Apenas mais uma alma.
1 Capítulo único.
Notas iniciais
“Não sei o que aconteceu
Com minha alma, com minha luz
Não sei o que aconteceu com meu brilho
Não sei o que aconteceu
Talvez, seja o mundo, em sua crueldade
Carregar tudo foi demais pra mim
E assim, eu me perdi
Perdi meu brilho, perdi minha luz
As minhas lembranças felizes não passam de pó
Virei apenas mais uma alma
Vagando na escuridão,
Uma alma na perdição
Não sei o que aconteceu
Como minha alma, com minha luz
Não sei o que aconteceu com meu brilho
Não sei o que aconteceu
Eu era feliz, eu era feliz
Alegre e feliz
Mas me perdi
Meu corpo é apenas uma carcaça
Pois perdi a minha alma,
Minha alma feliz, eu a perdi
Hoje não passo de uma alma
Vagando na escuridão
Uma alma na perdição
Não sei o que aconteceu
Com minha alma, com minha luz
Não sei o que aconteceu com meu brilho
Não sei o que aconteceu
Quanto eu gritei
“Me salve, me salve, preciso de ajuda!”
Por trás dos sorrisos vazios
Estavam um pedido de socorro
Eu gritei, e gritei
Para que me salvassem
“ME SALVE, ME SALVE, PRECISO DE AJUDA!”
Esperando que me ouvissem
Nem que fosse impossível
Esperei que ouvissem
Mas, já era tarde
Já não passo de uma alma
Vagando na escuridão
Uma alma na perdição
Que esperou uma salvação
Em vão
Não sei o que aconteceu
Com minha alma, com minha luz
Não sei o que aconteceu com meu brilho
Não sei o que aconteceu.”
A garota suspirou, e, ainda com o lápis na mão, folheou seu caderno, vendo todas as suas composições, e parou na última, a que havia acabado de criar.
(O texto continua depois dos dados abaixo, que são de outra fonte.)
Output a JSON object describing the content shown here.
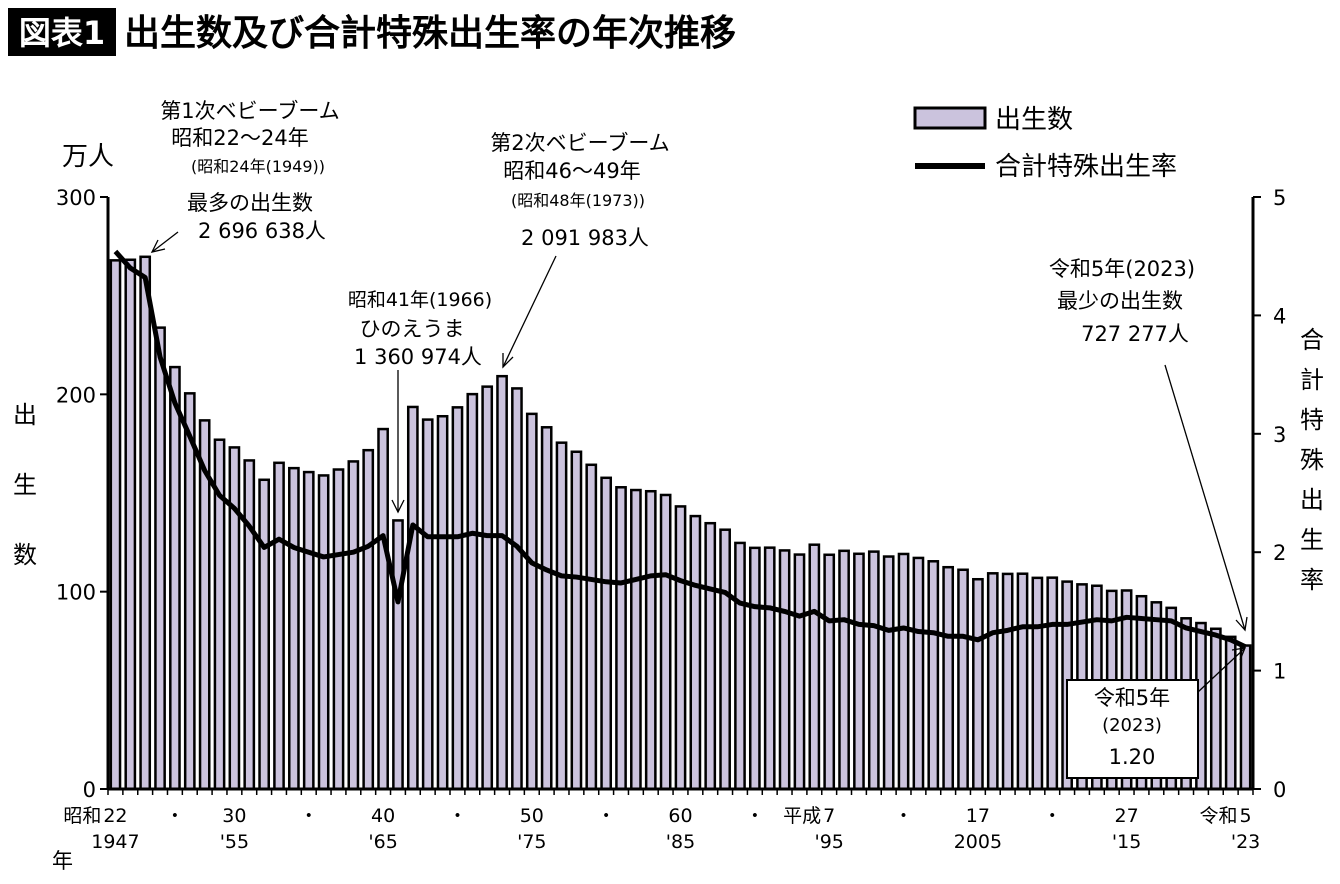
{
  "figure_label": "図表1",
  "title": "出生数及び合計特殊出生率の年次推移",
  "colors": {
    "bar_fill": "#cbc3dd",
    "bar_stroke": "#000000",
    "line": "#000000",
    "label_bg": "#000000"
  },
  "legend": {
    "bars": "出生数",
    "line": "合計特殊出生率",
    "placement": "top-right"
  },
  "axes": {
    "left_unit": "万人",
    "left_label": [
      "出",
      "生",
      "数"
    ],
    "right_label": [
      "合",
      "計",
      "特",
      "殊",
      "出",
      "生",
      "率"
    ],
    "x_label": "年"
  },
  "annotations": {
    "boom1": {
      "l1": "第1次ベビーブーム",
      "l2": "昭和22〜24年",
      "l3": "(昭和24年(1949))",
      "l4": "最多の出生数",
      "l5": "2 696 638人"
    },
    "hinoeuma": {
      "l1": "昭和41年(1966)",
      "l2": "ひのえうま",
      "l3": "1 360 974人"
    },
    "boom2": {
      "l1": "第2次ベビーブーム",
      "l2": "昭和46〜49年",
      "l3": "(昭和48年(1973))",
      "l4": "2 091 983人"
    },
    "min": {
      "l1": "令和5年(2023)",
      "l2": "最少の出生数",
      "l3": "727 277人"
    },
    "box": {
      "l1": "令和5年",
      "l2": "(2023)",
      "l3": "1.20"
    }
  },
  "chart_data": {
    "type": "bar+line",
    "x_start_year": 1947,
    "x": [
      1947,
      1948,
      1949,
      1950,
      1951,
      1952,
      1953,
      1954,
      1955,
      1956,
      1957,
      1958,
      1959,
      1960,
      1961,
      1962,
      1963,
      1964,
      1965,
      1966,
      1967,
      1968,
      1969,
      1970,
      1971,
      1972,
      1973,
      1974,
      1975,
      1976,
      1977,
      1978,
      1979,
      1980,
      1981,
      1982,
      1983,
      1984,
      1985,
      1986,
      1987,
      1988,
      1989,
      1990,
      1991,
      1992,
      1993,
      1994,
      1995,
      1996,
      1997,
      1998,
      1999,
      2000,
      2001,
      2002,
      2003,
      2004,
      2005,
      2006,
      2007,
      2008,
      2009,
      2010,
      2011,
      2012,
      2013,
      2014,
      2015,
      2016,
      2017,
      2018,
      2019,
      2020,
      2021,
      2022,
      2023
    ],
    "series": [
      {
        "name": "出生数",
        "type": "bar",
        "axis": "left",
        "values": [
          267.9,
          268.2,
          269.7,
          233.8,
          213.8,
          200.5,
          186.8,
          177.0,
          173.1,
          166.5,
          156.7,
          165.3,
          162.6,
          160.6,
          158.9,
          161.9,
          166.0,
          171.7,
          182.4,
          136.1,
          193.6,
          187.2,
          188.9,
          193.4,
          200.1,
          203.9,
          209.2,
          203.0,
          190.1,
          183.3,
          175.5,
          170.9,
          164.3,
          157.7,
          152.9,
          151.5,
          150.9,
          149.0,
          143.2,
          138.3,
          134.7,
          131.4,
          124.7,
          122.2,
          122.3,
          120.9,
          118.8,
          123.8,
          118.7,
          120.7,
          119.2,
          120.3,
          117.8,
          119.1,
          117.1,
          115.4,
          112.4,
          111.1,
          106.3,
          109.3,
          109.0,
          109.1,
          107.0,
          107.1,
          105.1,
          103.7,
          103.0,
          100.4,
          100.6,
          97.7,
          94.6,
          91.8,
          86.5,
          84.1,
          81.2,
          77.1,
          72.7
        ]
      },
      {
        "name": "合計特殊出生率",
        "type": "line",
        "axis": "right",
        "values": [
          4.54,
          4.4,
          4.32,
          3.65,
          3.26,
          2.98,
          2.69,
          2.48,
          2.37,
          2.22,
          2.04,
          2.11,
          2.04,
          2.0,
          1.96,
          1.98,
          2.0,
          2.05,
          2.14,
          1.58,
          2.23,
          2.13,
          2.13,
          2.13,
          2.16,
          2.14,
          2.14,
          2.05,
          1.91,
          1.85,
          1.8,
          1.79,
          1.77,
          1.75,
          1.74,
          1.77,
          1.8,
          1.81,
          1.76,
          1.72,
          1.69,
          1.66,
          1.57,
          1.54,
          1.53,
          1.5,
          1.46,
          1.5,
          1.42,
          1.43,
          1.39,
          1.38,
          1.34,
          1.36,
          1.33,
          1.32,
          1.29,
          1.29,
          1.26,
          1.32,
          1.34,
          1.37,
          1.37,
          1.39,
          1.39,
          1.41,
          1.43,
          1.42,
          1.45,
          1.44,
          1.43,
          1.42,
          1.36,
          1.33,
          1.3,
          1.26,
          1.2
        ]
      }
    ],
    "ylim_left": [
      0,
      300
    ],
    "yticks_left": [
      "0",
      "100",
      "200",
      "300"
    ],
    "ylim_right": [
      0,
      5
    ],
    "yticks_right": [
      "0",
      "1",
      "2",
      "3",
      "4",
      "5"
    ],
    "xticks": [
      {
        "year": 1947,
        "era": "昭和",
        "l1": "22",
        "l2": "1947"
      },
      {
        "year": 1951,
        "l1": "・",
        "l2": ""
      },
      {
        "year": 1955,
        "l1": "30",
        "l2": "'55"
      },
      {
        "year": 1960,
        "l1": "・",
        "l2": ""
      },
      {
        "year": 1965,
        "l1": "40",
        "l2": "'65"
      },
      {
        "year": 1970,
        "l1": "・",
        "l2": ""
      },
      {
        "year": 1975,
        "l1": "50",
        "l2": "'75"
      },
      {
        "year": 1980,
        "l1": "・",
        "l2": ""
      },
      {
        "year": 1985,
        "l1": "60",
        "l2": "'85"
      },
      {
        "year": 1990,
        "l1": "・",
        "l2": ""
      },
      {
        "year": 1995,
        "era": "平成",
        "l1": "7",
        "l2": "'95"
      },
      {
        "year": 2000,
        "l1": "・",
        "l2": ""
      },
      {
        "year": 2005,
        "l1": "17",
        "l2": "2005"
      },
      {
        "year": 2010,
        "l1": "・",
        "l2": ""
      },
      {
        "year": 2015,
        "l1": "27",
        "l2": "'15"
      },
      {
        "year": 2023,
        "era": "令和",
        "l1": "5",
        "l2": "'23"
      }
    ]
  }
}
Aquela seria sua última composição. Sua maior e última composição. Alguma coisa lhe dizia que não estava perfeita, mas seu coração lhe dizia o contrário. Talvez fosse seu cérebro lhe pregando mais uma peça, caçoando dela uma última vez. Sim, devia ser seu cérebro, pois a garota já não tinha mais coração, ela já era vazia. Soltou o lápis da mão, e deu a última conferida na letra, não iria arruma-lá, pois não tinha mais tempo. Balançou a cabeça e os cachos negros se mexeram com o movimento. Abriu uma gaveta da escrivaninha e sua pequena mão foi para o revólver que ali estava, destravou a arma, e com um sorriso nos lábios e a mira da arma no coração, atirou. Gotículas de sangue pingaram no papel, e quando seu pequeno corpo caiu no chão, foi-se mais uma alma perdida, em busca de alguma salvação.